Agora, tantos anos depois, temo que a Ponte a que toda a gente chama Europa mas que o capricho resolveu alcunhar de Rainha Santa se torne pouco mais do que um fetiche da moralização do Estado. Mas o ciclo bizantino dos silêncios e das euforias faz-me acreditar que o tempo acaba sempre por dar razão às causas justas. Ou talvez não.

Um passo em frente


Com balanço positivo, chegou ao fim mais uma edição da Feira do Livro de Coimbra. Para os que por lá passaram, para os que acompanham a sua afirmação, mesmo no contexto nacional, não surpreende o balanço.

Mas por falar em balanço, a feira despediu-se de Coimbra e, aos poucos, uma memória de tardes caídas restará na cidade: a memória de Coimbra e dos seus na aventura, promíscua e fecunda, de uma feira de cultura. A cultura, embora invoque uma certa divindade - a transcendência da condição humana - é normalmente convocada pelas venalidades do mundo. E nessa medida, uma feira eivada por mãos e vozes e cheiros - promíscua -, se invoca a cultura, também a convoca. É fecunda e, assim, perigosa.

Talvez por isso, não vá o povo pôr-se com ideias, não vá o bom povo beliscar o “regular funcionamento das instituições” - coisa que, embora ninguém saiba muito bem o que é, importa, por via das dúvidas, preservar - a posologia da cultura coimbrã se situe em meia dúzia de tomas ao ano. Talvez por isso a modéstia, assinalável, do nosso receituário público.

Mas como se não bastasse, chega-nos a notícia de que, este ano, nem uma das escolas de Coimbra organizou visitas à Feira do Livro. Desconheço, em súbita bonomia, as responsabilidades pelo feito, mas reconheço-lhe algumas das consequências. Desde logo, o facto de terem sido menos as mãos, as vozes e os cheiros cruzados na Feira. Editando, já agora, a menos jovem de todas as Feiras. Na menos jovem de todas as terras.

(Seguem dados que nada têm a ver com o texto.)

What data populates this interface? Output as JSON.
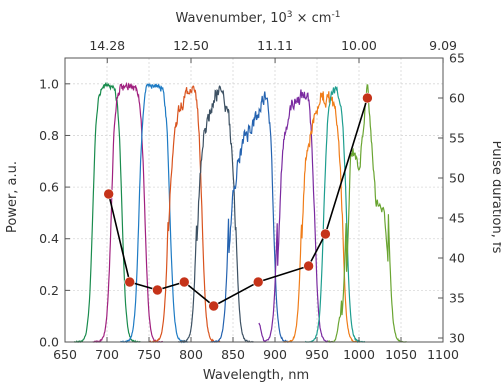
{
  "chart_data": {
    "type": "line",
    "xlabel": "Wavelength, nm",
    "ylabel": "Power, a.u.",
    "y2label": "Pulse duration, fs",
    "x2label_parts": {
      "base": "Wavenumber, 10",
      "sup1": "3",
      "mid": " × cm",
      "sup2": "-1"
    },
    "xlim": [
      650,
      1100
    ],
    "ylim": [
      0,
      1.1
    ],
    "y2lim": [
      29.5,
      65
    ],
    "xticks": [
      "650",
      "700",
      "750",
      "800",
      "850",
      "900",
      "950",
      "1000",
      "1050",
      "1100"
    ],
    "yticks": [
      "0.0",
      "0.2",
      "0.4",
      "0.6",
      "0.8",
      "1.0"
    ],
    "y2ticks": [
      "30",
      "35",
      "40",
      "45",
      "50",
      "55",
      "60",
      "65"
    ],
    "x2ticks": [
      {
        "label": "14.28",
        "wavelength": 700.3
      },
      {
        "label": "12.50",
        "wavelength": 800
      },
      {
        "label": "11.11",
        "wavelength": 900.1
      },
      {
        "label": "10.00",
        "wavelength": 1000
      },
      {
        "label": "9.09",
        "wavelength": 1100.1
      }
    ],
    "grid": true,
    "legend": "none",
    "spectra": [
      {
        "color": "#1a8c4e",
        "low": 683,
        "high": 718,
        "peak": 1.0,
        "noise": 0.03,
        "fine": []
      },
      {
        "color": "#a0207f",
        "low": 705,
        "high": 745,
        "peak": 1.0,
        "noise": 0.04,
        "fine": []
      },
      {
        "color": "#1e7bc4",
        "low": 738,
        "high": 775,
        "peak": 1.0,
        "noise": 0.03,
        "fine": []
      },
      {
        "color": "#d9531e",
        "low": 773,
        "high": 813,
        "peak": 1.0,
        "noise": 0.05,
        "fine": [
          [
            778,
            0.82
          ],
          [
            786,
            0.9
          ],
          [
            800,
            1.0
          ]
        ]
      },
      {
        "color": "#3d5163",
        "low": 807,
        "high": 853,
        "peak": 1.0,
        "noise": 0.06,
        "fine": [
          [
            812,
            0.78
          ],
          [
            825,
            0.92
          ],
          [
            835,
            1.0
          ],
          [
            848,
            0.85
          ]
        ]
      },
      {
        "color": "#2563b0",
        "low": 845,
        "high": 898,
        "peak": 1.0,
        "noise": 0.06,
        "fine": [
          [
            850,
            0.62
          ],
          [
            865,
            0.8
          ],
          [
            880,
            0.88
          ],
          [
            890,
            1.0
          ]
        ]
      },
      {
        "color": "#7a2aa0",
        "low": 903,
        "high": 947,
        "peak": 1.0,
        "noise": 0.05,
        "fine": [
          [
            880,
            0.07
          ],
          [
            886,
            0.11
          ],
          [
            891,
            0.06
          ],
          [
            909,
            0.8
          ],
          [
            920,
            0.92
          ],
          [
            940,
            0.98
          ]
        ]
      },
      {
        "color": "#f07d1a",
        "low": 932,
        "high": 980,
        "peak": 1.0,
        "noise": 0.06,
        "fine": [
          [
            940,
            0.8
          ],
          [
            955,
            0.96
          ],
          [
            970,
            0.93
          ]
        ]
      },
      {
        "color": "#1e9e8f",
        "low": 958,
        "high": 985,
        "peak": 0.98,
        "noise": 0.03,
        "fine": []
      },
      {
        "color": "#6aa532",
        "low": 985,
        "high": 1035,
        "peak": 1.0,
        "noise": 0.04,
        "fine": [
          [
            978,
            0.1
          ],
          [
            990,
            0.8
          ],
          [
            1000,
            0.66
          ],
          [
            1010,
            1.0
          ],
          [
            1020,
            0.55
          ]
        ]
      }
    ],
    "pulse_series": {
      "name": "",
      "color": "#c53319",
      "line_color": "#000000",
      "x": [
        702,
        727,
        760,
        792,
        827,
        880,
        940,
        960,
        1010
      ],
      "y": [
        48.0,
        37.0,
        36.0,
        37.0,
        34.0,
        37.0,
        39.0,
        43.0,
        60.0
      ]
    }
  }
}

Não sou dos que se comovem com a virtude infinita dos jovens, pela razão simples de que a juventude, em si mesma, é pouco mais que uma contingência. Recuso-me, por isso, a panegíricas conjugações com o futuro, a esperança, o sonho e coiso e tal. Mas subtrair à juventude as esporádicas manifestações culturais da cidade, se não é o abismo, é um passo em frente, nessa exacta direcção.

4.5.09

Bloco Central

Desconheço o que seja esta coisa do "bloco central", espécie de cálice sagrado que anda por aí, de mão em mão.

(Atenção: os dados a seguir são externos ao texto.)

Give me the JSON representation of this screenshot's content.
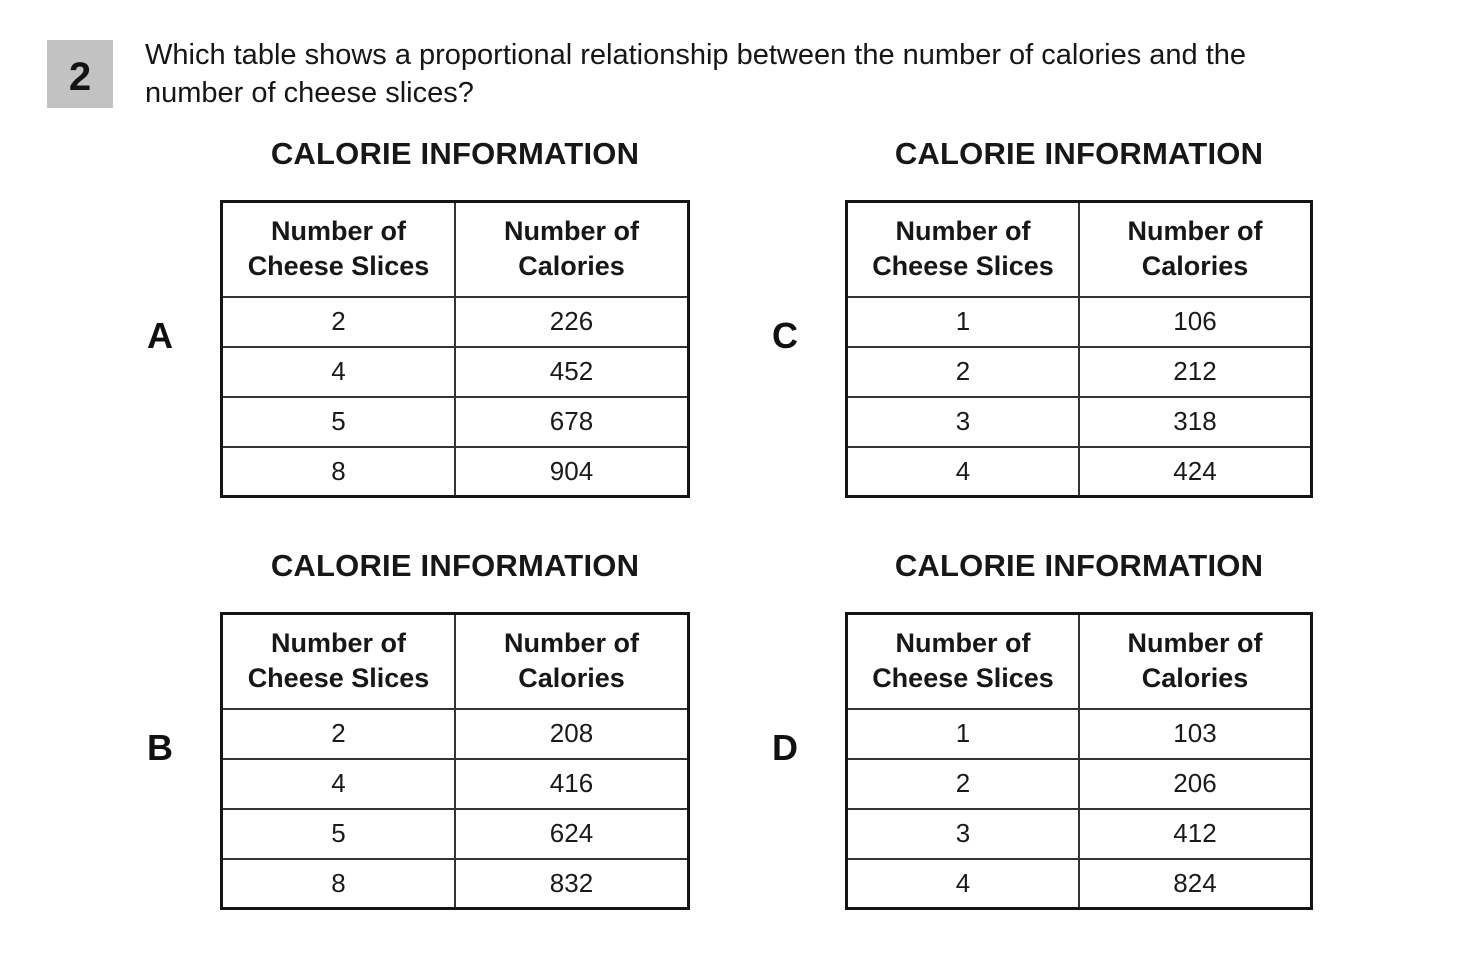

Parece-me equívoca a ideia de que o somatório dos dois principais partidos do regime se traduza no esbatimento de tensões político-sociais e, logo, numa convergência programática.

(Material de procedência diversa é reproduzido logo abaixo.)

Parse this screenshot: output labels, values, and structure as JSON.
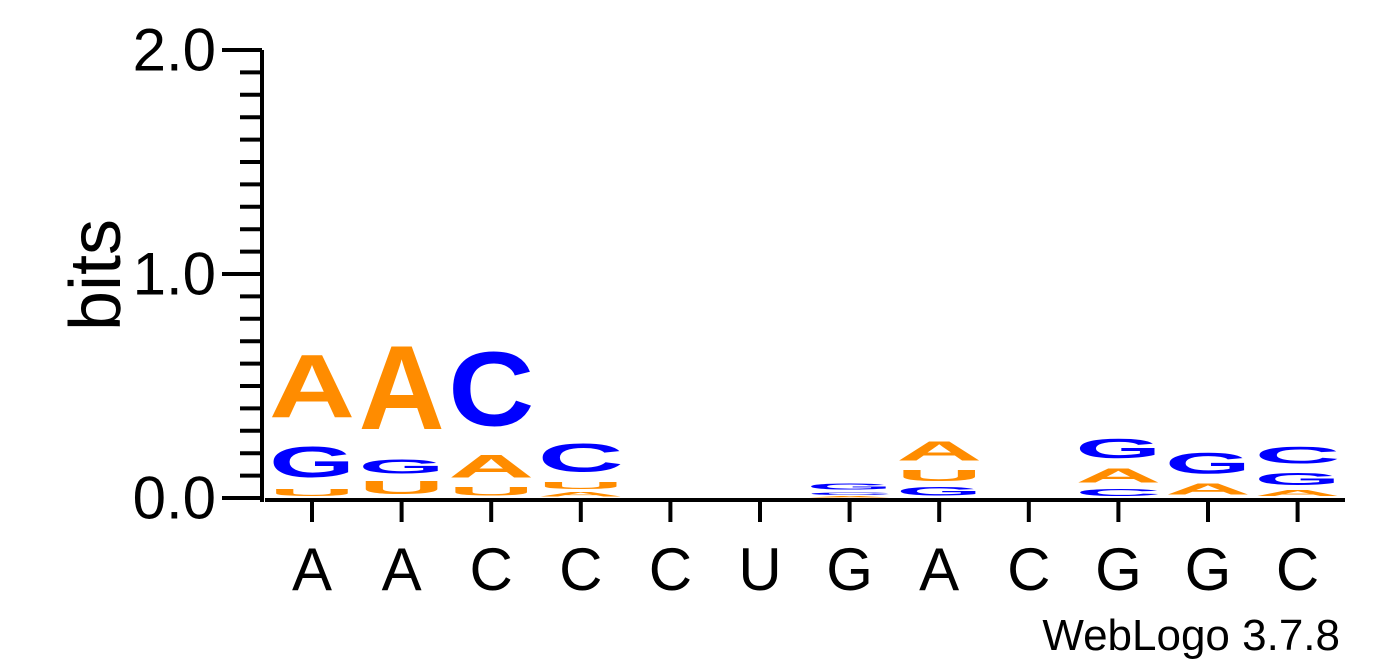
{
  "chart_data": {
    "type": "sequence-logo",
    "ylabel": "bits",
    "ylim": [
      0,
      2
    ],
    "yticks": [
      {
        "value": 0,
        "label": "0.0"
      },
      {
        "value": 1,
        "label": "1.0"
      },
      {
        "value": 2,
        "label": "2.0"
      }
    ],
    "positions": [
      "A",
      "A",
      "C",
      "C",
      "C",
      "U",
      "G",
      "A",
      "C",
      "G",
      "G",
      "C"
    ],
    "colors": {
      "A": "#ff8c00",
      "U": "#ff8c00",
      "G": "#0000ff",
      "C": "#0000ff"
    },
    "stacks": [
      [
        {
          "letter": "U",
          "bits": 0.05
        },
        {
          "letter": "G",
          "bits": 0.22
        },
        {
          "letter": "A",
          "bits": 0.45
        }
      ],
      [
        {
          "letter": "U",
          "bits": 0.09
        },
        {
          "letter": "G",
          "bits": 0.1
        },
        {
          "letter": "A",
          "bits": 0.6
        }
      ],
      [
        {
          "letter": "U",
          "bits": 0.06
        },
        {
          "letter": "A",
          "bits": 0.16
        },
        {
          "letter": "C",
          "bits": 0.53
        }
      ],
      [
        {
          "letter": "A",
          "bits": 0.03
        },
        {
          "letter": "U",
          "bits": 0.05
        },
        {
          "letter": "C",
          "bits": 0.2
        }
      ],
      [],
      [],
      [
        {
          "letter": "A",
          "bits": 0.01
        },
        {
          "letter": "C",
          "bits": 0.02
        },
        {
          "letter": "G",
          "bits": 0.04
        }
      ],
      [
        {
          "letter": "G",
          "bits": 0.06
        },
        {
          "letter": "U",
          "bits": 0.08
        },
        {
          "letter": "A",
          "bits": 0.14
        }
      ],
      [],
      [
        {
          "letter": "C",
          "bits": 0.05
        },
        {
          "letter": "A",
          "bits": 0.1
        },
        {
          "letter": "G",
          "bits": 0.14
        }
      ],
      [
        {
          "letter": "A",
          "bits": 0.08
        },
        {
          "letter": "G",
          "bits": 0.15
        }
      ],
      [
        {
          "letter": "A",
          "bits": 0.04
        },
        {
          "letter": "G",
          "bits": 0.09
        },
        {
          "letter": "C",
          "bits": 0.12
        }
      ]
    ]
  },
  "footer": {
    "credit": "WebLogo 3.7.8"
  }
}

Por mim, acho que as tensões não se esbateriam (são da natureza social e humana, não são uma prerrogativa dos partidos - outras acabariam por se impor);

e acho que estas sacrossantas convergências são uma simpática contrução teórica mas, concretamente, um imprestável elixir e, mesmo a bem da nação, talvez por isso mesmo, uma péssima homenagem democrática.